YUBA BACKGROUND

In 2006, Friends of the River sued the federal government to demand better protection for the Yuba’s threatened fish. That effort bore fruit when, in February 2012, NMFS under court order released a formal decision, called a Biological Opinion, finding that the operation and maintenance of two Army Corps of Engineers dams on the Yuba River (Englebright and Daguerre Point dams), jeopardize the survival and recovery of the three threatened fish species. This is due mainly to the fact that the dams block the fish from migrating upstream to their historic spawning habitat. That Biological Opinion warned that the population levels of these three threatened fish species have continued to decline and concluded that they are unlikely to survive if prompt actions are not taken soon to alter this downward spiral. The Biological Opinion required the Corps of Engineers to take a number of actions to reduce the harm being caused to the threatened species, including implementing a program to provide fish passage past the dams by 2020, removing predatory fish at Daguerre Point Dam, adding large woody material and spawning gravel below Englebright Dam, and restoring habitat through removal of rock debris left over from the construction of the dam more than 70 years ago.

Unfortunately, the Army Corps refused to comply with the 2012 Biological Opinion and successfully convinced NMFS to rescind this Biological Opinion. On May 12, 2014, NMFS issued a new Biological Opinion that gutted the environmental protections of the 2012 Biological Opinion. The Corps and NMFS have belatedly agreed that the only Yuba River activities undertaken by the Corps subject to ESA regulation are cleaning portable toilets and maintaining campgrounds and boat ramps on Englebright Lake and rudimentary efforts to keep Daguerre’s poorly designed fish ladders minimally functioning. The agencies now consider the harm to ESA species caused by the Corps’ operating and maintaining the 260-ft Englebright dam and obsolete Daguerre dam as beyond the reach of the ESA. These conclusions reverse the positions the Corps and NMFS held for more than a decade that the dams are part of the Army Corps’ Yuba River “action” – a regulatory definition meaning the dams must be operated to protect endangered species.
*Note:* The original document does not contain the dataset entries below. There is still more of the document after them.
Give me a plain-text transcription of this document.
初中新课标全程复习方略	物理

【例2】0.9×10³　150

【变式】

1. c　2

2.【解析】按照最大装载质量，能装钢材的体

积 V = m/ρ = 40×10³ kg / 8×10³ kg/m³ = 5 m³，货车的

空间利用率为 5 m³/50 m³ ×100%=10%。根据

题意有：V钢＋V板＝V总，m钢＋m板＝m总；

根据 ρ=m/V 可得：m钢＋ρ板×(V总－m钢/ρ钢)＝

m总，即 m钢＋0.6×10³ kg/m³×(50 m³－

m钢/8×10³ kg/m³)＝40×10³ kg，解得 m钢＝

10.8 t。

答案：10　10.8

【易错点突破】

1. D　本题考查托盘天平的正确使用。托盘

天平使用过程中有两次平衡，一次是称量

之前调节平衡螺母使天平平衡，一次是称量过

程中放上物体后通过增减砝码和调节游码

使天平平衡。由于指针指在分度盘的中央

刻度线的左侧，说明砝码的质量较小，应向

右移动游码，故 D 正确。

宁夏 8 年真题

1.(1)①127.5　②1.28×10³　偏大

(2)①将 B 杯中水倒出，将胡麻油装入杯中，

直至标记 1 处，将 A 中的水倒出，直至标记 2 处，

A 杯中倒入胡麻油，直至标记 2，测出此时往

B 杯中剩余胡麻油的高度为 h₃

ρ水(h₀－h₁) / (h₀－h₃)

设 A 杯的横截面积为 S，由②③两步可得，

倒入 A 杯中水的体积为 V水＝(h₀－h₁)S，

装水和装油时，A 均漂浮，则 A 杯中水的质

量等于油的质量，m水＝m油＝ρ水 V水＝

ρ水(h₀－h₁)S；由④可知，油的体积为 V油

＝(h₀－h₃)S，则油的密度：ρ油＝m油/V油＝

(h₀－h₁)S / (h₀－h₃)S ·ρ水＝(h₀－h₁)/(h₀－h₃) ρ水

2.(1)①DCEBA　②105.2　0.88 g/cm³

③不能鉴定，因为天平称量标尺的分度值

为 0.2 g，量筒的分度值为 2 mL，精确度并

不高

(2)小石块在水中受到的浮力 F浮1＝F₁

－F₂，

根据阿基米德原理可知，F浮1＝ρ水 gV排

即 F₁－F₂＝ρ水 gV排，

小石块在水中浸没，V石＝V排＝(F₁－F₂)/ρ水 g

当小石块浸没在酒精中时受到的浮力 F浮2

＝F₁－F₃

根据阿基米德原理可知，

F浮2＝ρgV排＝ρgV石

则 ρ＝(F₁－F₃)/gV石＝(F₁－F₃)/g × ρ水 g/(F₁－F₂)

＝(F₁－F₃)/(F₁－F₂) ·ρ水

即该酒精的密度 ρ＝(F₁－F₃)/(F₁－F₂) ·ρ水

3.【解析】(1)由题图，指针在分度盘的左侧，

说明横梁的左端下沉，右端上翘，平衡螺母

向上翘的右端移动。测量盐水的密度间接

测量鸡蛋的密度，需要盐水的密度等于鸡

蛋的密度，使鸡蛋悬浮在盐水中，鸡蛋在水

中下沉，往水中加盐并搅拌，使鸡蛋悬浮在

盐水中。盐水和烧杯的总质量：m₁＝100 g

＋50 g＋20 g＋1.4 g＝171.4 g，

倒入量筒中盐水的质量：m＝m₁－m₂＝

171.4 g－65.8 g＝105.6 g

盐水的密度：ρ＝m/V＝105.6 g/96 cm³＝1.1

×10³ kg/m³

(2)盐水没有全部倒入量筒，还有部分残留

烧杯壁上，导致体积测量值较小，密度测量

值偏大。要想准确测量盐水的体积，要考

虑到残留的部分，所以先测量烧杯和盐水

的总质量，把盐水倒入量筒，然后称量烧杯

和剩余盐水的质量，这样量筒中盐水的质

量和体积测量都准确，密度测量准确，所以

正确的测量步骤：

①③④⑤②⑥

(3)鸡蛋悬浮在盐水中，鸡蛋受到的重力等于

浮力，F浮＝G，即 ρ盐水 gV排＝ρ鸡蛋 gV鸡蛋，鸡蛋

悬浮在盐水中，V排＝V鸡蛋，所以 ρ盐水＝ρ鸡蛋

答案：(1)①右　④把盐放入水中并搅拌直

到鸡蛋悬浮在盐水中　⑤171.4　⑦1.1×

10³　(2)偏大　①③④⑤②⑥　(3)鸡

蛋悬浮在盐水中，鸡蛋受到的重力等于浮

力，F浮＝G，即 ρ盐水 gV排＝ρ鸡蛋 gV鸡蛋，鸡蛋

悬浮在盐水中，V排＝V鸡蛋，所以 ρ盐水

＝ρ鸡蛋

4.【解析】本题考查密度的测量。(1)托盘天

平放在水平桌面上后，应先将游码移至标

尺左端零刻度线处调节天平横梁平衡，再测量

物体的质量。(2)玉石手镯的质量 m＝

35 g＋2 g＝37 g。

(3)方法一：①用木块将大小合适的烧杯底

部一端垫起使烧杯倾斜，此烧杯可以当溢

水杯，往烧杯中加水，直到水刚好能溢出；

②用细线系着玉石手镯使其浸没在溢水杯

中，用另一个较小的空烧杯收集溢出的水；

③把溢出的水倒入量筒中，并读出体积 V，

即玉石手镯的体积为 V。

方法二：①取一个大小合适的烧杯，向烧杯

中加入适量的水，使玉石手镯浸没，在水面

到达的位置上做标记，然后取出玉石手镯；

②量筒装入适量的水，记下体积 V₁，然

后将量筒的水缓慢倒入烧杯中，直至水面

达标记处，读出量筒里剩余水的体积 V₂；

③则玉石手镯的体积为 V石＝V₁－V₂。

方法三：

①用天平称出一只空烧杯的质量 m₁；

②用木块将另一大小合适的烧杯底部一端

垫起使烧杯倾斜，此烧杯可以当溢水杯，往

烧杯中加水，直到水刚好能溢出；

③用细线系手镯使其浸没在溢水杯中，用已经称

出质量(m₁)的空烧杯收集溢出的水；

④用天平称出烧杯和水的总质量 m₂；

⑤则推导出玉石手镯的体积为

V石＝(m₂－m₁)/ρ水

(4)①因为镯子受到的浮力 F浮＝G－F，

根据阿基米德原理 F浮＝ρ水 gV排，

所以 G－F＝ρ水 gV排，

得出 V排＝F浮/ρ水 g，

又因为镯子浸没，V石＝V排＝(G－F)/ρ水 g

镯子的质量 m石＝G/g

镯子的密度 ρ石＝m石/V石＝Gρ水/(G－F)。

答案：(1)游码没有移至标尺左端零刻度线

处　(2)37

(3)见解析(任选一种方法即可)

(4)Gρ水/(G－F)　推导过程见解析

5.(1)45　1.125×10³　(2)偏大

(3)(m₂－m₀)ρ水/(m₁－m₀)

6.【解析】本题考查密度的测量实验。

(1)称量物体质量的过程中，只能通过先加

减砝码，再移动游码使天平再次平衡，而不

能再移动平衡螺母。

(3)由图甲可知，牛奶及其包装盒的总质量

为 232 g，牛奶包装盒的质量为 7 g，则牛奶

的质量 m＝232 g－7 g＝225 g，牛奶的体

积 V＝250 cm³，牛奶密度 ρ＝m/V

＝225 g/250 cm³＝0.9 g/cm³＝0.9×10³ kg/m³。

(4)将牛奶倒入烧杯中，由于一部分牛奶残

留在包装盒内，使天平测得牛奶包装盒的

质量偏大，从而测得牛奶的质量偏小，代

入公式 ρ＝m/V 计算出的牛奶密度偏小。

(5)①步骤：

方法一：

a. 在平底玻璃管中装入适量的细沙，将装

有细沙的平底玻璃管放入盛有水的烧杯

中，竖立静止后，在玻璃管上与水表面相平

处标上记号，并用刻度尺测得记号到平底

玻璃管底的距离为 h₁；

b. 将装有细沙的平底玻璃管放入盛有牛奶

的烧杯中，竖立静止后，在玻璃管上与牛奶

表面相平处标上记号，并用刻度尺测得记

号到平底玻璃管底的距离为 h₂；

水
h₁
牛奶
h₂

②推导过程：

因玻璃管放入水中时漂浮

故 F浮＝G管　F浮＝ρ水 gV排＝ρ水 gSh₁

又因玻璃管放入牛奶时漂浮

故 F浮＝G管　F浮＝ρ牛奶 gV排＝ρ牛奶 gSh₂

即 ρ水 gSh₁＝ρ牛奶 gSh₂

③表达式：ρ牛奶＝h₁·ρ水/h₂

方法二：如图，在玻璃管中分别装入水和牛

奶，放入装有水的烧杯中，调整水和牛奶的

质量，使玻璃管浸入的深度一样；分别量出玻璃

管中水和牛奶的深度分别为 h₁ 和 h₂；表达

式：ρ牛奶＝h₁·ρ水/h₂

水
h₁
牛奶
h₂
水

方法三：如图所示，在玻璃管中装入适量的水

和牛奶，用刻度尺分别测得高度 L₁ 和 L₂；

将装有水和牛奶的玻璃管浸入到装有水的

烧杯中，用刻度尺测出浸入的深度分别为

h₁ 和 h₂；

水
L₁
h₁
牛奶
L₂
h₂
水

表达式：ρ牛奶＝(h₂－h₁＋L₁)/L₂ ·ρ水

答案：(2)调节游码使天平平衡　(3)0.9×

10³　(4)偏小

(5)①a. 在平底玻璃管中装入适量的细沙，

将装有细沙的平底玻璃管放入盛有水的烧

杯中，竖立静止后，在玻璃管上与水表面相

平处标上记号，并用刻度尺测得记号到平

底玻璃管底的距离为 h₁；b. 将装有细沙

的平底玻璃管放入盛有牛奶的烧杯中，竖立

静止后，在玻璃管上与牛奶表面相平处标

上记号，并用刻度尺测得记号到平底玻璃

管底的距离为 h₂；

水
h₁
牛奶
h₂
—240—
Restoring the Yuba River for fish and wildlife by removing or modifying Englebright and Daguerre dams so that salmon, steelhead, and green sturgeon can once again migrate into their historic spawning habitat is urgently needed. This would be an historic achievement as salmon have never been restored to any Sierra headwaters since dams were built on every river during the last century, and the Yuba presents an ideal wild salmon and steelhead restoration opportunity in the Sierra.

Spring-run Chinook salmon were once plentiful in the Central Valley, with over 600,000 returning to their natal streams each year. But the construction of impassable dams in the 20th Century reduced the habitat available to the species by 80%, resulting in substantial population declines. In 2011, fewer than 5,000 spring Chinook returned to the Central Valley, a reduction of over 99% from historic levels. Providing fish passage at Englebright and Daguerre dams is crucial to halt this continuing slide toward extinction.